Recently, the government announced that it will instruct all police forces across the UK to start recording crimes motivated by sex or gender on an experimental basis- effectively making misogyny a hate crime. This follows the example of Nottinghamshire Police in 2016, followed by another 10 police forces since.
Classing misogyny as a category of hate crime would not make anything illegal that isn’t already. The law has not changed – it is solely about how we record these crimes.
The Fawcett Society – the UK’s leading membership charity campaigning for gender equality – celebrated this as a victory, after years of campaigning for this result. We have taken action such as calling on police chiefs to make misogyny a hate crime nationwide, revealing data that gender is the most common basis for hate crime attacks on women, supporting the recent bill heading to the House of Lords, contributing to the Law Commission consultation on the subject, and launching a MP letter writing campaign to support the change.
The murder of Sarah Everard was a terrible event that pushed this campaign onto the national stage. Nearly 6,500 people wrote to their MPs through our online tool, and protests and vigils across the country sent a message to the government that it was time to act.
The days that followed brought forward thousands of stories from women across the country, sharing their experiences of harassment, assault, not being believed, and constant fear. It has also raised the stories of Black women including Nicole Smallwood, Bibaa Henry and Blessing Olusegun who, unlike Sarah, did not receive the public attention that they should have, highlighting that we as a society have a long way to go on both sexism and racism.
Misogyny is a major issue, but we cannot ignore racism and the intersecting experiences of different groups of women when we fight against it.
Making misogyny a hate crime is, at face value, about collecting and processing information.
But, it could be so much more than that.
This decision sends a message that sexism and misogyny are not acceptable. That this behaviour is on a level with other hate crimes such as racism, Islamophobia, anti-semitism, homophobia, transphobia, and ableism.
But we also need to move towards a better understanding of how protected characteristics intersect. Women experiencing, for example, harassment for wearing a hijab are experiencing both Islamophobia and misogyny. We need to gain a better understanding of this – amongst our police and in our society.
We live in a country where sexism is accepted. Where women are constantly subjected to inappropriate behaviour that is seen as the entitled right of men.
This sexism was no more obvious than in the reaction to the decision. People – mainly a certain kind of man – howled in protest:
‘Does that mean we can’t wolf-whistle anymore?’
‘Mother-in-law jokes are out!’
‘It’s political correctness gone mad’.
This attitude demonstrates how widely accepted the belief is that men are more entitled to behave misogynistically than women are entitled not to be treated hatefully.
Violent crimes against women in our society are not taking place in an otherwise equal world.
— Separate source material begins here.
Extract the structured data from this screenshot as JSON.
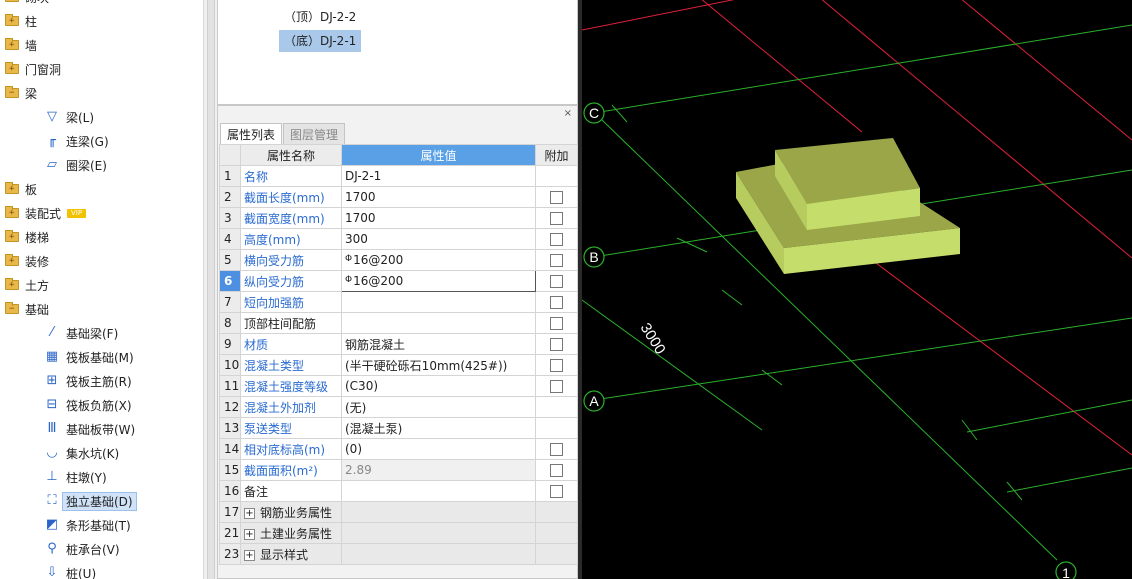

They are built on and held up by locker room banter, rape jokes, ‘give us a smile’, cat-calling and, yes, even mother-in-law jokes.
Until we have a world that respects women, we need to recognise this behaviour for what it is – the basis on which violent crimes in our society are not only committed, but carried out largely with impunity and a lack of adequate response from police.
Making misogyny a hate crime sends a message to our society, to our police and to our criminal justice system that enough is enough. Women deserve respect and attacks against us motivated by our sex or gender must be taken seriously.